The demographical changes in India also help. Literacy level across states has seen an upswing including literacy among women. This has contributed to growth in readership as more people are being initiated into the world of reading and writing. The fastest growth in newspaper circulation was in States with strongest growth in literacy. India’s literacy rate stands at 74 per cent with rural literacy rate at 68.9 per cent and urban literacy rate at 84.9 per cent. With more than 65 per cent of India’s population in the rural areas, there has been a visible shift in the rural population over the past five decades as they become one of the most influential consumer groups with increased income levels.

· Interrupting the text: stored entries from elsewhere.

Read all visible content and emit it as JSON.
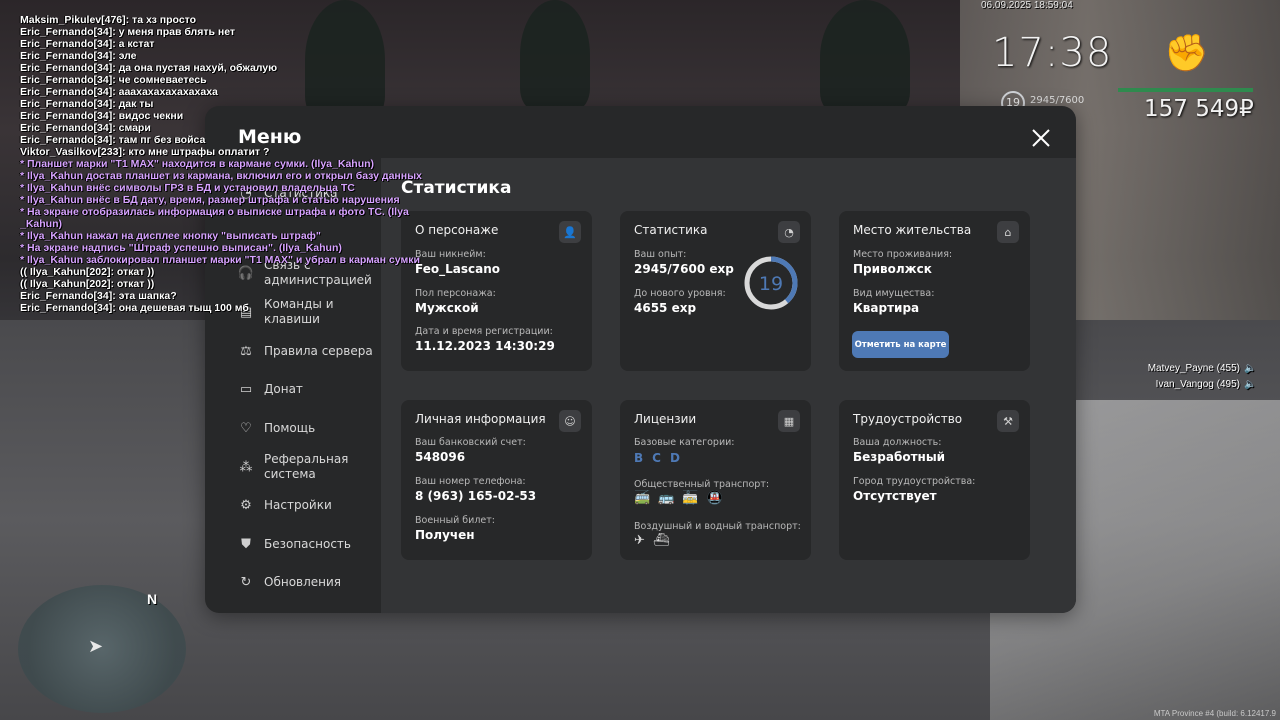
{
  "chat": [
    {
      "t": "Maksim_Pikulev[476]: та хз просто",
      "c": "w"
    },
    {
      "t": "Eric_Fernando[34]: у меня прав блять нет",
      "c": "w"
    },
    {
      "t": "Eric_Fernando[34]: а кстат",
      "c": "w"
    },
    {
      "t": "Eric_Fernando[34]: эле",
      "c": "w"
    },
    {
      "t": "Eric_Fernando[34]: да она пустая нахуй, обжалую",
      "c": "w"
    },
    {
      "t": "Eric_Fernando[34]: че сомневаетесь",
      "c": "w"
    },
    {
      "t": "Eric_Fernando[34]: аааxaxaxaxaxaxaxa",
      "c": "w"
    },
    {
      "t": "Eric_Fernando[34]: дак ты",
      "c": "w"
    },
    {
      "t": "Eric_Fernando[34]: видос чекни",
      "c": "w"
    },
    {
      "t": "Eric_Fernando[34]: смари",
      "c": "w"
    },
    {
      "t": "Eric_Fernando[34]: там пг без войса",
      "c": "w"
    },
    {
      "t": "Viktor_Vasilkov[233]: кто мне штрафы оплатит ?",
      "c": "w"
    },
    {
      "t": "* Планшет марки \"T1 MAX\" находится в кармане сумки. (Ilya_Kahun)",
      "c": "p"
    },
    {
      "t": "* Ilya_Kahun достав планшет из кармана, включил его и открыл базу данных",
      "c": "p"
    },
    {
      "t": "* Ilya_Kahun внёс символы ГРЗ в БД и установил владельца ТС",
      "c": "p"
    },
    {
      "t": "* Ilya_Kahun внёс в БД дату, время, размер штрафа и статью нарушения",
      "c": "p"
    },
    {
      "t": "* На экране отобразилась информация о выписке штрафа и фото ТС. (Ilya",
      "c": "p"
    },
    {
      "t": "_Kahun)",
      "c": "p"
    },
    {
      "t": "* Ilya_Kahun нажал на дисплее кнопку \"выписать штраф\"",
      "c": "p"
    },
    {
      "t": "* На экране надпись \"Штраф успешно выписан\". (Ilya_Kahun)",
      "c": "p"
    },
    {
      "t": "* Ilya_Kahun заблокировал планшет марки \"T1 MAX\" и убрал в карман сумки",
      "c": "p"
    },
    {
      "t": "(( Ilya_Kahun[202]: откат ))",
      "c": "w"
    },
    {
      "t": "(( Ilya_Kahun[202]: откат ))",
      "c": "w"
    },
    {
      "t": "Eric_Fernando[34]: эта шапка?",
      "c": "w"
    },
    {
      "t": "Eric_Fernando[34]: она дешевая тыщ 100 мб",
      "c": "w"
    }
  ],
  "hud": {
    "date": "06.09.2025 18:59:04",
    "time": "17:38",
    "level": "19",
    "exp": "2945/7600",
    "money": "157 549₽",
    "fist_icon": "fist-icon"
  },
  "players": [
    "Matvey_Payne (455)",
    "Ivan_Vangog (495)"
  ],
  "minimap": {
    "north": "N"
  },
  "build": "MTA Province #4 (build: 6.12417.9",
  "menu": {
    "title": "Меню",
    "sidebar": [
      {
        "label": "Статистика",
        "icon": "chart-icon"
      },
      {
        "label": "Связь с администрацией",
        "icon": "headset-icon"
      },
      {
        "label": "Команды и клавиши",
        "icon": "document-icon"
      },
      {
        "label": "Правила сервера",
        "icon": "scales-icon"
      },
      {
        "label": "Донат",
        "icon": "wallet-icon"
      },
      {
        "label": "Помощь",
        "icon": "heart-hand-icon"
      },
      {
        "label": "Реферальная система",
        "icon": "network-icon"
      },
      {
        "label": "Настройки",
        "icon": "gear-icon"
      },
      {
        "label": "Безопасность",
        "icon": "shield-icon"
      },
      {
        "label": "Обновления",
        "icon": "refresh-icon"
      }
    ],
    "content_title": "Статистика",
    "cards": {
      "character": {
        "title": "О персонаже",
        "nick_label": "Ваш никнейм:",
        "nick": "Feo_Lascano",
        "gender_label": "Пол персонажа:",
        "gender": "Мужской",
        "reg_label": "Дата и время регистрации:",
        "reg": "11.12.2023 14:30:29"
      },
      "stats": {
        "title": "Статистика",
        "exp_label": "Ваш опыт:",
        "exp": "2945/7600 exp",
        "next_label": "До нового уровня:",
        "next": "4655 exp",
        "level": "19",
        "progress": 0.3875
      },
      "residence": {
        "title": "Место жительства",
        "place_label": "Место проживания:",
        "place": "Приволжск",
        "property_label": "Вид имущества:",
        "property": "Квартира",
        "map_button": "Отметить на карте"
      },
      "personal": {
        "title": "Личная информация",
        "bank_label": "Ваш банковский счет:",
        "bank": "548096",
        "phone_label": "Ваш номер телефона:",
        "phone": "8 (963) 165-02-53",
        "military_label": "Военный билет:",
        "military": "Получен"
      },
      "licenses": {
        "title": "Лицензии",
        "base_label": "Базовые категории:",
        "base": [
          "B",
          "C",
          "D"
        ],
        "public_label": "Общественный транспорт:",
        "air_label": "Воздушный и водный транспорт:"
      },
      "employment": {
        "title": "Трудоустройство",
        "position_label": "Ваша должность:",
        "position": "Безработный",
        "city_label": "Город трудоустройства:",
        "city": "Отсутствует"
      }
    }
  }
}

For Mitrajit Bhattacharya, President & Publisher, Chitralekha Group, the regional press will drive the growth of print in the coming decade. “The print story is not going to slowdown in India. At least not in the near future and it is purely because of the number of new literates that are coming in the fold,” he says.

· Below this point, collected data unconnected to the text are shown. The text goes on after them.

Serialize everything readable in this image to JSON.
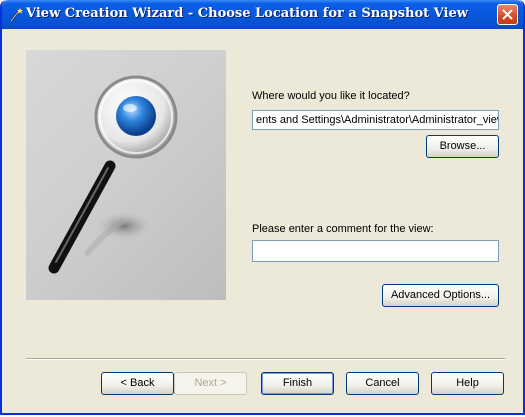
{
  "window": {
    "title": "View Creation Wizard - Choose Location for a Snapshot View"
  },
  "form": {
    "location_label": "Where would you like it located?",
    "location_value": "ents and Settings\\Administrator\\Administrator_view",
    "browse_label": "Browse...",
    "comment_label": "Please enter a comment for the view:",
    "comment_value": "",
    "advanced_label": "Advanced Options..."
  },
  "buttons": {
    "back": "< Back",
    "next": "Next >",
    "finish": "Finish",
    "cancel": "Cancel",
    "help": "Help"
  },
  "icons": {
    "title": "wand-icon",
    "close": "close-icon",
    "picture": "magnifying-glass-icon"
  },
  "colors": {
    "titlebar": "#0a5ee6",
    "dialog_bg": "#ece9d8",
    "close_button": "#d74a24",
    "lens_blue": "#2f86e0"
  }
}
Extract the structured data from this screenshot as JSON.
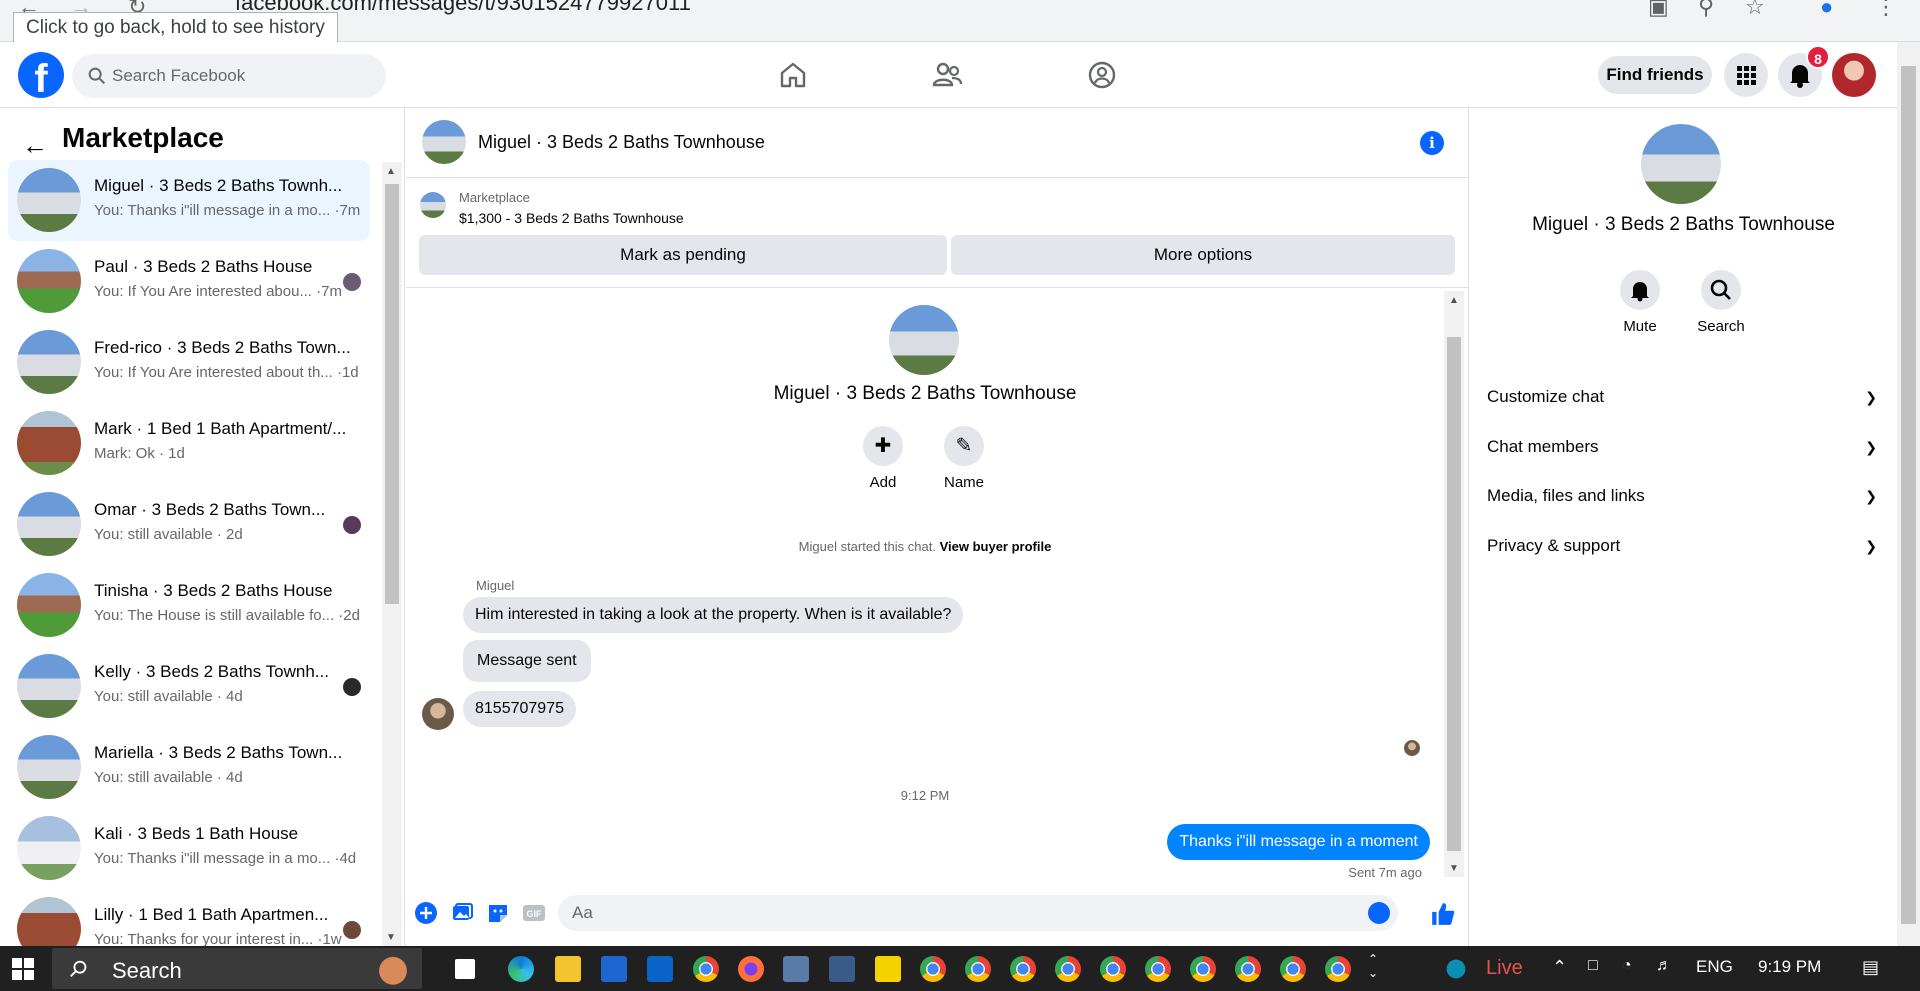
{
  "browser": {
    "url": "facebook.com/messages/t/9301524779927011",
    "tooltip": "Click to go back, hold to see history"
  },
  "topnav": {
    "search_placeholder": "Search Facebook",
    "find_friends": "Find friends",
    "notification_count": "8"
  },
  "sidebar": {
    "title": "Marketplace",
    "chats": [
      {
        "name": "Miguel · 3 Beds 2 Baths Townh...",
        "preview": "You: Thanks i\"ill message in a mo... ·7m",
        "thumb": "house-blue",
        "active": true
      },
      {
        "name": "Paul · 3 Beds 2 Baths House",
        "preview": "You: If You Are interested abou... ·7m",
        "thumb": "house-green",
        "seen": "#6b5a72"
      },
      {
        "name": "Fred-rico · 3 Beds 2 Baths Town...",
        "preview": "You: If You Are interested about th... ·1d",
        "thumb": "house-blue"
      },
      {
        "name": "Mark · 1 Bed 1 Bath Apartment/...",
        "preview": "Mark: Ok · 1d",
        "thumb": "house-brick"
      },
      {
        "name": "Omar · 3 Beds 2 Baths Town...",
        "preview": "You: still available · 2d",
        "thumb": "house-blue",
        "seen": "#5a3a5a"
      },
      {
        "name": "Tinisha · 3 Beds 2 Baths House",
        "preview": "You: The House is still available fo... ·2d",
        "thumb": "house-green"
      },
      {
        "name": "Kelly · 3 Beds 2 Baths Townh...",
        "preview": "You: still available · 4d",
        "thumb": "house-blue",
        "seen": "#2a2a2a"
      },
      {
        "name": "Mariella · 3 Beds 2 Baths Town...",
        "preview": "You: still available · 4d",
        "thumb": "house-blue"
      },
      {
        "name": "Kali · 3 Beds 1 Bath House",
        "preview": "You: Thanks i\"ill message in a mo... ·4d",
        "thumb": "house-grey"
      },
      {
        "name": "Lilly · 1 Bed 1 Bath Apartmen...",
        "preview": "You: Thanks for your interest in... ·1w",
        "thumb": "house-brick",
        "seen": "#6b4a3a"
      }
    ]
  },
  "chat": {
    "title": "Miguel · 3 Beds 2 Baths Townhouse",
    "listing_label": "Marketplace",
    "listing_title": "$1,300 - 3 Beds 2 Baths Townhouse",
    "mark_pending": "Mark as pending",
    "more_options": "More options",
    "center_name": "Miguel · 3 Beds 2 Baths Townhouse",
    "add_label": "Add",
    "name_label": "Name",
    "started_text": "Miguel started this chat.",
    "view_profile": "View buyer profile",
    "sender": "Miguel",
    "messages": [
      "Him interested in taking a look at the property. When is it available?",
      "Message sent",
      "8155707975"
    ],
    "time": "9:12 PM",
    "my_message": "Thanks i\"ill message in a moment",
    "sent_status": "Sent 7m ago",
    "composer_placeholder": "Aa"
  },
  "rpanel": {
    "name": "Miguel · 3 Beds 2 Baths Townhouse",
    "mute": "Mute",
    "search": "Search",
    "sections": [
      "Customize chat",
      "Chat members",
      "Media, files and links",
      "Privacy & support"
    ]
  },
  "taskbar": {
    "search": "Search",
    "live": "Live",
    "lang": "ENG",
    "clock": "9:19 PM"
  },
  "colors": {
    "fb_blue": "#0866ff",
    "my_bubble": "#0084ff",
    "badge": "#e41e3f"
  }
}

Much of these trends is expected to dominate the next decade too. The perceived credibility of print is fuelling its continued growth in India. Perhaps the one place that print has failed is in communicating this growth story to its readers.
‘English press losing out as metro markets are already saturated’
For Sanjay Gupta, CEO of Jagran Prakashan, regional press is witnessing a new phase of growth and this is likely to continue for the next few years. In an exclusive conversation with RUHAIL AMIN, Gupta explains the factors that are driving this growth. Edited excerpts:
Q: What kind of trends are you observing in regional readership?
Readership is a function of circulation and related to the population in a particular zone. Also, it all depends on the pull of the product. Many newspapers push their circulation up but if they do not have the first recall then readership does not reflect. Luckily for Jagran, the kind of products we offer, we do get a very strong readership pull.
Q: How is the rise of digital changing the game for regional print players?
Digital is a big catalyst for regional press at the moment. It is not at all impacting us in print. It is just the way marketers are approaching to market their products, that aspect is changing. Luckily languages own most of the markets in India apart from the 5-6 metro towns. Traditionally markets were only these 5-6 metro towns and, therefore, there was a huge skew of advertising towards them. But it has changed in the last 10-12 years and it is changing very fast. The southern States reaped this benefit first and now for the last 7-8 years the northern States have also started reaping the benefits of the growing markets. Once any marketer looks at increasing their marketshare, they have to approach it in all the facets – TV, print and digital. Today digital is a big tool, which they are using, but is it affecting anybody? I don’t think so.
Q: How do you see the future of print players in India, especially the regional press?
If you see, English press is losing out because metro markets are already saturated. I think India was always divided into two broad categories: Bharat and India. India included the English speaking community and it became aspirational for consumers 30 years ago. Now, it is a saturated market and not a new market for mass marketed products. Now, the focus has shifted to regional markets and that is where the growth is coming from and this, in turn, is benefitting the regional press in a major way. Even the growing literacy levels in north India is driving this growth and I see a very bright future for print in India, especially for the languages.